A coupled numerical analysis of shield temperatures, heat losses and residual gas pressures in an evacuated super-insulation using thermal and fluid networks: Part III: Unsteady-state conditions (evacuation period)

Abstract

This paper analyses the evacuation period of a 300 L super-insulated cryogenic storage tank for liquid nitrogen. Storage tank and radiation shields are the same as in part I of this paper. The present analysis extends application of stationary fluid networks to unsteady-states to determine local, residual gas pressures between shields and the evacuation time of a multilayer super-insulation. Parameter tests comprise magnitude of desorption from radiation shields, spacers and container walls and their influence on length of the evacuation period.
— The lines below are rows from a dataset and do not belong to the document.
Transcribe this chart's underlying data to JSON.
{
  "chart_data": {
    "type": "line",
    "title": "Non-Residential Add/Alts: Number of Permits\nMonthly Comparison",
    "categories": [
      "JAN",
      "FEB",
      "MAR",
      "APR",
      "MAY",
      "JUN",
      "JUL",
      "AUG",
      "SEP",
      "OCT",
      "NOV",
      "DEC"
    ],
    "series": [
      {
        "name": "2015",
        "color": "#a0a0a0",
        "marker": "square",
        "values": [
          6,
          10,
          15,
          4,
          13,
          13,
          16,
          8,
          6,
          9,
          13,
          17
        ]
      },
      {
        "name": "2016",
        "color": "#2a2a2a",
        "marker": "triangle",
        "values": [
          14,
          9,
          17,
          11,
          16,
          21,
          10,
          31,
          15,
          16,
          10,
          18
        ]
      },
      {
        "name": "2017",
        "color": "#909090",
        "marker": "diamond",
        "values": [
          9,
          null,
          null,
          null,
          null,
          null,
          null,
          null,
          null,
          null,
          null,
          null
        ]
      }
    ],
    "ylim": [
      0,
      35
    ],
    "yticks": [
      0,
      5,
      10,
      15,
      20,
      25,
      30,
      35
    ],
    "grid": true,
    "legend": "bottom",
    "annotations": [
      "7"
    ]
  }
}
Calculation of the integrals over time-dependent desorption rates roughly confirms weight losses of radiation shields obtained after heating and out-gassing the materials, as reported in the literature. After flooding the insulation space with dry N 2-gas, the evacuation time can enormously be reduced, from 72 to 4 h, to obtain a residual gas pressure of 0.01 Pa in-between shields of this storage tank. Permeation of nitrogen through container walls is of no importance for residual gas pressures. The simulations finally compare freezing H 2O-layers adsorbed on shields, spacers and container walls with flooding of the materials.